Where Reason Ends: What would my dead son say to me?

WORTH READING, especially if you, too, have lost a child.

I started this spare, heartrending book over again as soon as I finished it. Not because it told a gripping story; it didn’t, which would usually make me lose interest. But it is a deep book whose meaning is murky and I thought a second reading might reveal more to me. As it turns out, the book has taken on an impossible task, trying to illuminate the mystery of how we communicate with the dead, and because it can’t really do that, it left me dissatisfied. 

I started it over hoping I would get it’s profound message more clearly the second time. But ultimately, I think that searching is the book’s lesson: once it’s the dead with whom we are communicating, we are always going to be dissatisfied. 

Li’s 16 yo son died by suicide and this book, called a novel but really a sort-of memoir, is about a mother talking to her dead 16 yo in “the after time.” Her son is biting, pragmatic, and sarcastic; she doesn’t put comforting words in his mouth just because he’s dead. He doesn’t regret killing himself because he ended the suffering of perfectionism that was tormenting him. And the mother seems intent on not burdening him with her own pain so she does no angry railing at him. He isn’t in heaven now nor anyplace that might comfort her. It’s not clear where he is, only that Li can conjure him with words.  

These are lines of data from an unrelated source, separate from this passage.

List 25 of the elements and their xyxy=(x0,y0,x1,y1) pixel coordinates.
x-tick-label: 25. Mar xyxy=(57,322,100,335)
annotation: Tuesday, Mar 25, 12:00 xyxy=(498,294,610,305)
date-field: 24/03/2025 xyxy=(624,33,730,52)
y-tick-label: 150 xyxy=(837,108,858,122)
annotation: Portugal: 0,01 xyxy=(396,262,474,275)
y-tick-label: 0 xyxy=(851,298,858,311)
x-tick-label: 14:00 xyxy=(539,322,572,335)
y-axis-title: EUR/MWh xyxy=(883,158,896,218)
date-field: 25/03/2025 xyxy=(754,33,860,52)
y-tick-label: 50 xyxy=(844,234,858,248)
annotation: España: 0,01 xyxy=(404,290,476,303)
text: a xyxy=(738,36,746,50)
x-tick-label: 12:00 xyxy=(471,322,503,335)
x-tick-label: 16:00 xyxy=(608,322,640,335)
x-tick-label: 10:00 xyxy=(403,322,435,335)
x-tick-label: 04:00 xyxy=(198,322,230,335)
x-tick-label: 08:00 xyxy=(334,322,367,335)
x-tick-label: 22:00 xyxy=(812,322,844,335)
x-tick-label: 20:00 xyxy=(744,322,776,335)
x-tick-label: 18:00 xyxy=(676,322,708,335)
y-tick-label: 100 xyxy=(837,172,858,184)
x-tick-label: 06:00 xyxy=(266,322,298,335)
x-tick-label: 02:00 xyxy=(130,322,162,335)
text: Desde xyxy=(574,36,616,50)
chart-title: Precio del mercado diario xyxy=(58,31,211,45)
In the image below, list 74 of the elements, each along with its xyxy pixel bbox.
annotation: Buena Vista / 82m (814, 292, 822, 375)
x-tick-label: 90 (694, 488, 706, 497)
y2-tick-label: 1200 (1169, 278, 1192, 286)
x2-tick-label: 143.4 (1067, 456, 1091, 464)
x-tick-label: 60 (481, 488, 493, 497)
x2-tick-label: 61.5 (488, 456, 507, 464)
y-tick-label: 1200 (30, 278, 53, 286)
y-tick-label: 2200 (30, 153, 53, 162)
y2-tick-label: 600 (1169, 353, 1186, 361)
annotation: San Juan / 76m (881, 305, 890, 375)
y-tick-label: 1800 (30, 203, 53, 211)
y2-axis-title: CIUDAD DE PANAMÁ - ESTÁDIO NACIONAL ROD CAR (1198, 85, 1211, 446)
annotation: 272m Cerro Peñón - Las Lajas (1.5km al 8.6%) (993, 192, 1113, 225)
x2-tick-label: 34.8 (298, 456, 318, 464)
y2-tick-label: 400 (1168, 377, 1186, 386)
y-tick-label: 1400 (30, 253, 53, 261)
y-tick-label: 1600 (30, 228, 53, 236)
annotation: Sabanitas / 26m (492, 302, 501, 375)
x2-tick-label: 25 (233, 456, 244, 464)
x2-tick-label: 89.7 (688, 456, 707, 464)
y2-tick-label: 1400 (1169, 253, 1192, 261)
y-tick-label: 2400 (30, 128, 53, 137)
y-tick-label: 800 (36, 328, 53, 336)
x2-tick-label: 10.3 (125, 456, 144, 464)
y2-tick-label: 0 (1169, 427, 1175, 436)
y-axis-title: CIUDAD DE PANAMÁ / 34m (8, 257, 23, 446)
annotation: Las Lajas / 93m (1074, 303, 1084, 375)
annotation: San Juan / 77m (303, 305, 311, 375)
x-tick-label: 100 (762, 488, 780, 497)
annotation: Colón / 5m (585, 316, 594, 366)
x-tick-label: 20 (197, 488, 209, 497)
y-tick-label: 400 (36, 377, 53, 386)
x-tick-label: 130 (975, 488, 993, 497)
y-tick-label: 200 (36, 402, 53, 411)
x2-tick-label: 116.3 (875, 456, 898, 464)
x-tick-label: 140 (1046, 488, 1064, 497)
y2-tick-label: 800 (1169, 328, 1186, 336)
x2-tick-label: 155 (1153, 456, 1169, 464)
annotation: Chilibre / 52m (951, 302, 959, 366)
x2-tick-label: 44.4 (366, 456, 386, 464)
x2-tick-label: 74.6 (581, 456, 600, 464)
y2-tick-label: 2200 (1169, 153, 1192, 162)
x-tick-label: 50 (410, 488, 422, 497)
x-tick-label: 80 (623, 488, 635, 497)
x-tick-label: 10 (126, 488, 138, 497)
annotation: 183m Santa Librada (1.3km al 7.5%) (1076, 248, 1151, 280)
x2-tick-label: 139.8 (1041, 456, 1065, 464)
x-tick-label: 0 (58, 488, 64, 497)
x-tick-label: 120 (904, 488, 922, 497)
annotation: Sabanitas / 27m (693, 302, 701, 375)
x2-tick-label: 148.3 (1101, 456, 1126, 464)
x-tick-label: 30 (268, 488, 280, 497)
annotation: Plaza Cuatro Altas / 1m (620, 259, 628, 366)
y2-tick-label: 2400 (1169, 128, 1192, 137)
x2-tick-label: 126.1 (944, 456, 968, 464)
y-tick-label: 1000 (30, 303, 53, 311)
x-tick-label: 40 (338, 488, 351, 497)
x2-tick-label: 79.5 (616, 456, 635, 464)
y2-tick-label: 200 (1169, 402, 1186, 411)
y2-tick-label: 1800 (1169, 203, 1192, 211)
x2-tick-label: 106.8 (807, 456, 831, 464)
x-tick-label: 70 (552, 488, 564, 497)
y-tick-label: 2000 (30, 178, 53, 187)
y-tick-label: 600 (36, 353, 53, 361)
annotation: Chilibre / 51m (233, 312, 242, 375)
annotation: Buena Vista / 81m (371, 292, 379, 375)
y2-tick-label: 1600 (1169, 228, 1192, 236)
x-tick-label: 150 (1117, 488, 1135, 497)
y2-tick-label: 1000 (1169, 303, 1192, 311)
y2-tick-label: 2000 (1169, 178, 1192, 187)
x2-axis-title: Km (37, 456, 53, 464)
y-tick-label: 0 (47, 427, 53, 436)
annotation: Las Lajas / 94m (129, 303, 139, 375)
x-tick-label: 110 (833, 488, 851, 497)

When my son died of an overdose four years ago, I could conjure him with words, too. I wrote to him. In panicky moments I shrieked for him (usually, though not always, in my head), and invariably he was with me immediately. “I’m right here,” he would assure me. He *was* sorry but more for me and others he’d left behind than for himself. He accepted his death as an inevitability and seemed to want to help us view it that way, too. One of the last times I heard from him, he told me that his sister and I should have more fun. Our open line of communication lasted only a few months. Now I rarely feel him near me. I’ve told his sister I think he crossed over or went beyond the veil, whatever that means. But I was grateful he stayed nearby in the early days of my grief. 

Li, like me, has no faith in an afterlife, but this conversation is taking place just three months after her son’s death (which is also when she wrote this book), when that line of communication still feels open. His abrupt departure left her with so many questions and such a yearning for him that she conjured him the only way she could, with words, the tool with which she makes her living. 

And many passages are so poignantly beautiful - and Li’s prose throughout so lean and poetic — that the book is worth reading (and even re-reading) despite its failure to reach any conclusions. One of my favorite passages comes early in the book,when the son tells the mother he lives now in time, not days, and says he is sorry for her that she has to live in days: 
“Days, the easiest possession, requiring only automatic participation. The days [my son] had refused would come, one at a time. Neither my allies nor my enemies, [the days] would wait, every daybreak, with their boundless patience and indifference, seeing if they could turn me into a friend or an enemy to myself.” That passage struck me as searingly true.